Because of this I think a policy of increasing the OPP when RT tasks are runnable will cause a net increase in energy consumption,
I would argue that this is hard to define in general. We actually do not know if running at a lower OPP could be more/less energy efficient. It depends from many other (possibly external) factors, e.g. OPP curves definition, interaction with I/O devices... Quite sure instead we will increase power consumption.
Agreed it's hard to define or know for sure but in general for the purposes of energy, I think it's fair to say that usually you should run at the lowest OPP which meets the performance requirements of the usecase. This assumes that OPPs which consume more or equal power to others while providing less performance have been removed. The typical device configuration out there today supports this conclusion IMO (usage of ondemand/interactive governor).
But again, the goal of sched-DVFS is to be energy-efficient?
Partly yes, as energy-efficient as possible while satisfying the demand for performance.
I think that this responsibility should be better assigned to other players, i.e. scheduling classes.
I'd agree in as much as if a workload wants a strict determinism guarantee it should migrate to SCHED_DEADLINE.
which need not be incurred since RT tasks do not receive this preferential OPP treatment today.
Do they not receive such a preferred treatment just because CPUFreq as always been completely decoupled from scheduler specific information? If we use just the "average CPU idle time" to select the OPP once a while, that's according to me the reason why FIFO/BATCH don't get a specific treatment.
I think that on this specific point we should better get involved RT guys and ask them if a race-to-idle strategy could better match their expectations.
If you look at current implementation, we don't aks for max freq or a specific freq as soon as rt task is involved but we use the cpufreq governor policy as for any other task. So we should keep the same behavior with sched-dvfs as a 1st step: rt sched-class will provide is requirement according to current RT task load. Thenwe will see for some improvement but this fall back in a policy and schedTune could probably help in this area so we can "boost" RT class
It can be debated whether the limitations of CPUfreq established the semantics of the RT class or vice-versa, but either way having RT affect the OPP in this way would be a major semantic/policy change that will almost certainly have significant repercussions in power profiling.
I agree that more broad discussion would be a good before going further. Beyond just the RT guys though I think a community-wide discussion on lkml and linux-pm would be appropriate.
Maybe I'm wrong but I have the impression that once you schedule a task as FIFO/BATCH, sometimes you also need to "hack" into CPUFreq to ensure a minimum OPP which allows to match your tasks demands in terms of time-to-completion.
I've not seen this specific issue.
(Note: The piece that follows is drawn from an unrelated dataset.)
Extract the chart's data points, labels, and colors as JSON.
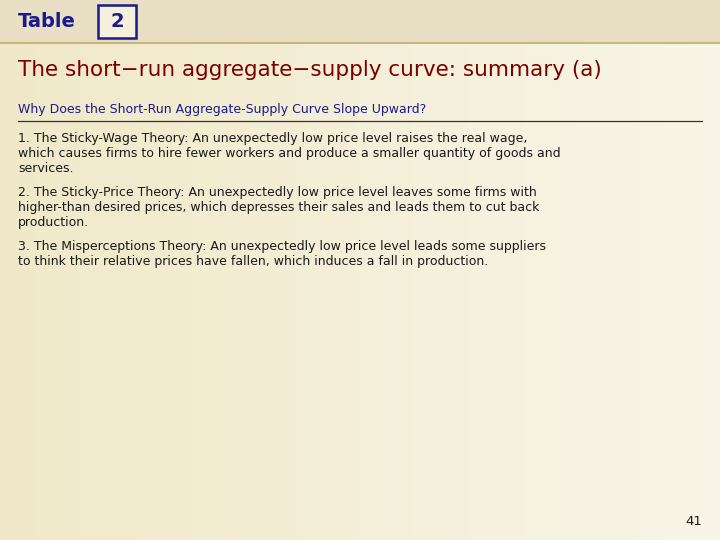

The boosting I've seen is typically associated with CFS tasks. RT tasks on the platforms I've worked with are usually small enough that they can be satisfied regardless of the OPP.
Here the problem is that with the frameworks we have right now people need to use/combine features of different frameworks to achieve their goals. This sounds to me like something which could be improved, provided that we start by splitting responsibility and let user know which tool should be used to achieve a specific goal.
Specifically, if you care about responsiveness and energy-efficiency, you should better use DEADLINE instead of FIFO/RR. While if you go for this last class, than you should be aware that you get a race-to-idle behavior, whatever this means from an energy/power standpoint.
If there's broad consensus that this semantic/policy change is what folks want then I'm all for it, but I'd expect pushback.